Two runners have a race. The first runner decides to run with his full speed v₁=9 m/s over the 250 meters of the race and then slows to v₂=7 m/s for the rest, since he's tired.

The second runner wants to save energy, so he runs with v₃=8 m/s for the whole time.

If the distance of the race is L=500 m, by what time in seconds does the second runner beat the first?

Moral of the story: slightly slower but steadier wins the race.

t₁=250/9 – 250/7 = 63.5 s

t₂ = 500/8 = 62.5 s
Δt=t₁-t₂=63.5 – 62.5 =1 s.

First runner's time =

T1 = 125/9 + 125/7 = 31.75 seconds

Second runner's time =
T2 = 250 m/8 m/s = 31.25 s

T2 - T1 = 0.50 seconds

Elena's answer assumes a 500 m total race length. It is actually half that.

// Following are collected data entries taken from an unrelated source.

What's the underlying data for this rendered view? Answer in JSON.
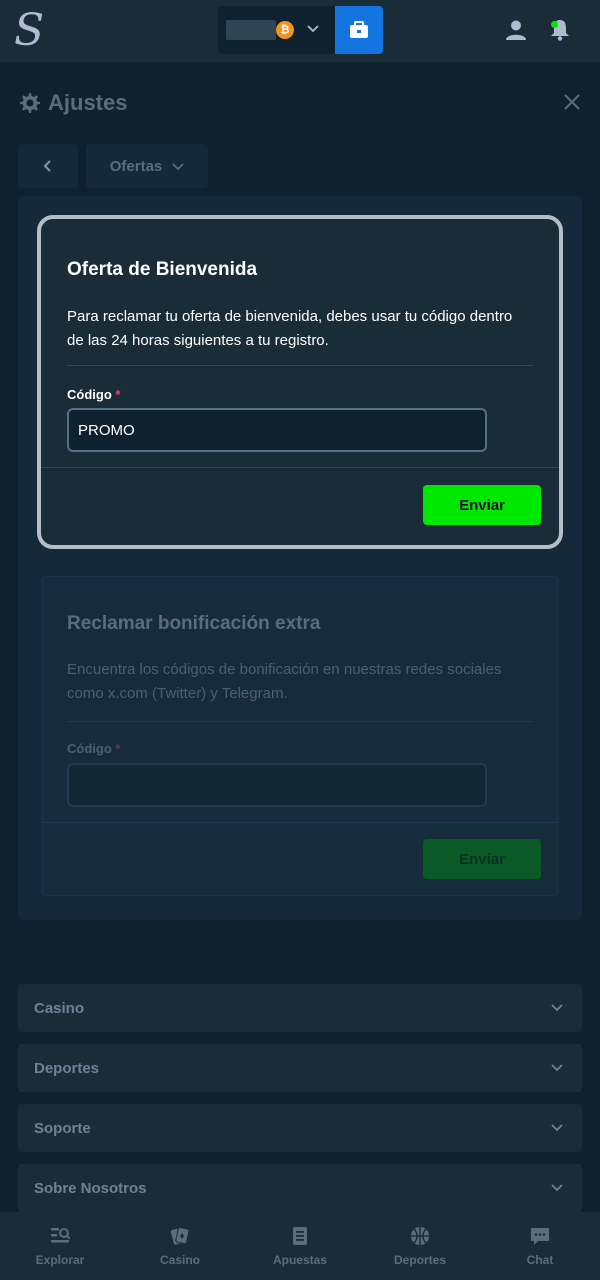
{
  "topbar": {
    "logo_text": "S",
    "currency_symbol": "₿"
  },
  "settings": {
    "title": "Ajustes"
  },
  "offers_dropdown": {
    "label": "Ofertas"
  },
  "welcome_offer": {
    "title": "Oferta de Bienvenida",
    "description": "Para reclamar tu oferta de bienvenida, debes usar tu código dentro de las 24 horas siguientes a tu registro.",
    "field_label": "Código",
    "required_mark": "*",
    "code_value": "PROMO",
    "submit_label": "Enviar"
  },
  "extra_bonus": {
    "title": "Reclamar bonificación extra",
    "description": "Encuentra los códigos de bonificación en nuestras redes sociales como x.com (Twitter) y Telegram.",
    "field_label": "Código",
    "required_mark": "*",
    "code_value": "",
    "submit_label": "Enviar"
  },
  "accordions": [
    {
      "label": "Casino"
    },
    {
      "label": "Deportes"
    },
    {
      "label": "Soporte"
    },
    {
      "label": "Sobre Nosotros"
    }
  ],
  "bottom_nav": [
    {
      "label": "Explorar",
      "icon": "explore-icon"
    },
    {
      "label": "Casino",
      "icon": "cards-icon"
    },
    {
      "label": "Apuestas",
      "icon": "betslip-icon"
    },
    {
      "label": "Deportes",
      "icon": "basketball-icon"
    },
    {
      "label": "Chat",
      "icon": "chat-icon"
    }
  ],
  "colors": {
    "accent_green": "#00e701",
    "wallet_blue": "#1475e1",
    "background": "#0f212e"
  }
}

To determine the time it takes for each runner to complete the race, we can use the formula:

Time = Distance / Speed

Let's calculate the time for each runner:

For the first runner:
Time₁ = (250 m) / (9 m/s) + (250 m) / (7 m/s)
Time₁ = 27.78 s + 35.71 s
Time₁ ≈ 63.49 s

For the second runner:
Time₂ = (500 m) / (8 m/s)
Time₂ = 62.5 s

To determine by how much the second runner beats the first runner, we subtract the time of the first runner from the time of the second runner:

Time difference = Time₂ - Time₁
Time difference = 62.5 s - 63.49 s
Time difference ≈ -0.99 s

The negative value indicates that the first runner actually finishes the race slightly faster than the second runner. Therefore, the moral of the story "slightly slower but steadier wins the race" does not apply in this scenario.